Bedroom and bathroom

Echoing the colours of the nearby country park, the bedroom is painted in white and Gorgeous Jungle green by Dulux, and the floors have been given a natural oak finish. The bed was designed and made by INHK Interior Design, and the pendant lamp was found on Alibaba.

The Pandora white marble slab, visible through the middle glass panel, was imported from Brazil. In the bathroom, Lam says: “We had the sink and unit carved out of a single block of rare Calacatta marble that can only be sourced from Carrara in Italy.”

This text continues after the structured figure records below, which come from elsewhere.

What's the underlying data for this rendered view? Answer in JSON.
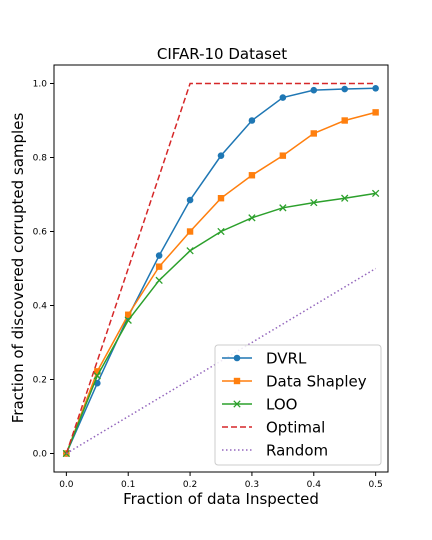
{
  "chart_data": {
    "type": "line",
    "title": "CIFAR-10 Dataset",
    "xlabel": "Fraction of data Inspected",
    "ylabel": "Fraction of discovered corrupted samples",
    "xlim": [
      -0.02,
      0.52
    ],
    "ylim": [
      -0.05,
      1.05
    ],
    "xticks": [
      0.0,
      0.1,
      0.2,
      0.3,
      0.4,
      0.5
    ],
    "xtick_labels": [
      "0.0",
      "0.1",
      "0.2",
      "0.3",
      "0.4",
      "0.5"
    ],
    "yticks": [
      0.0,
      0.2,
      0.4,
      0.6,
      0.8,
      1.0
    ],
    "ytick_labels": [
      "0.0",
      "0.2",
      "0.4",
      "0.6",
      "0.8",
      "1.0"
    ],
    "legend_position": "bottom-right",
    "grid": false,
    "series": [
      {
        "name": "DVRL",
        "color": "#1f77b4",
        "style": "solid",
        "marker": "circle",
        "x": [
          0.0,
          0.05,
          0.1,
          0.15,
          0.2,
          0.25,
          0.3,
          0.35,
          0.4,
          0.45,
          0.5
        ],
        "y": [
          0.0,
          0.19,
          0.37,
          0.535,
          0.685,
          0.805,
          0.9,
          0.962,
          0.982,
          0.985,
          0.987
        ]
      },
      {
        "name": "Data Shapley",
        "color": "#ff7f0e",
        "style": "solid",
        "marker": "square",
        "x": [
          0.0,
          0.05,
          0.1,
          0.15,
          0.2,
          0.25,
          0.3,
          0.35,
          0.4,
          0.45,
          0.5
        ],
        "y": [
          0.0,
          0.222,
          0.375,
          0.505,
          0.6,
          0.69,
          0.752,
          0.805,
          0.865,
          0.9,
          0.922
        ]
      },
      {
        "name": "LOO",
        "color": "#2ca02c",
        "style": "solid",
        "marker": "x",
        "x": [
          0.0,
          0.05,
          0.1,
          0.15,
          0.2,
          0.25,
          0.3,
          0.35,
          0.4,
          0.45,
          0.5
        ],
        "y": [
          0.0,
          0.21,
          0.36,
          0.468,
          0.548,
          0.6,
          0.637,
          0.664,
          0.678,
          0.69,
          0.703
        ]
      },
      {
        "name": "Optimal",
        "color": "#d62728",
        "style": "dashed",
        "marker": "none",
        "x": [
          0.0,
          0.2,
          0.5
        ],
        "y": [
          0.0,
          1.0,
          1.0
        ]
      },
      {
        "name": "Random",
        "color": "#9467bd",
        "style": "dotted",
        "marker": "none",
        "x": [
          0.0,
          0.5
        ],
        "y": [
          0.0,
          0.5
        ]
      }
    ]
  }
}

The dark oak wall mirror came through Taobao. The white and emerald weave hexagon glass mosaic wall tiles and VIVES Ceramica floor tiles were bought from Spaceplan in Mong Kok (

Photo: Steven Ko

Bathroom detail

Adding a touch of drama is a claw-foot bathtub, which was sourced through Taobao.

Photo: Steven Ko

Guest bathroom

An Hermès-orange wall provides secret storage, as well as an eye-catching contrast to the green-tiled shower area. “I wanted to add some curves to the otherwise very linear bathroom with a free-form marble sink and oval mirror,” says Lam.

The Moroccan green wall tiles and Keope custom floor tiles came from Spaceplan. The mirror and shower hardware were bought through Alibaba.

Photo: Steven Ko

Living room

To add interest to a neutral palette, Lam’s favourite trick is to incorporate contrast and separation, which he achieves here using two tones of paint: Dulux White and Dulux Highland Plains.

Lam employed his own contractors, carpenters and furniture makers to produce the bespoke wall panelling, storage, doors, oak herringbone floors and the sofa.

The dining table and chairs moved with the clients into the home. The pendant lamp was bought through Alibaba.

Photo: Steven Ko


The clients requested a different but complementary look for the study, which was designed and built by INHK Interior Design. Opting for a contemporary Asian aesthetic, the room features lighting panels installed on wooden grids, an ethereal wall mural that was painted by the interior designer himself (@imnobodyartist on Instagram), and more hidden storage, of course. The chair was bought years ago.

Photo: Steven Ko


Designed and built by INHK Interior Design, the kitchen-diner features an island made from oak with a brushed-copper base. A change of paint (Dulux’s Spiced Honey) and black-and-white checked floor tiles, from Spaceplan, help to demarcate the living room and semi-open kitchen.

The bar stools are years old and the pendant lamps were bought through Alibaba.

Photo: Steven Ko

Tried + tested

Clarence Lam Chun-ho demolished a wall between the main bedroom and the third bedroom to create an oak-lined walk-in wardrobe with ample storage and a secret door that opens into a private study.

“You need a very strong hinge to make a heavy door like this,” says Lam. “It has to be able to turn easily even when it’s full of clothing and other items.”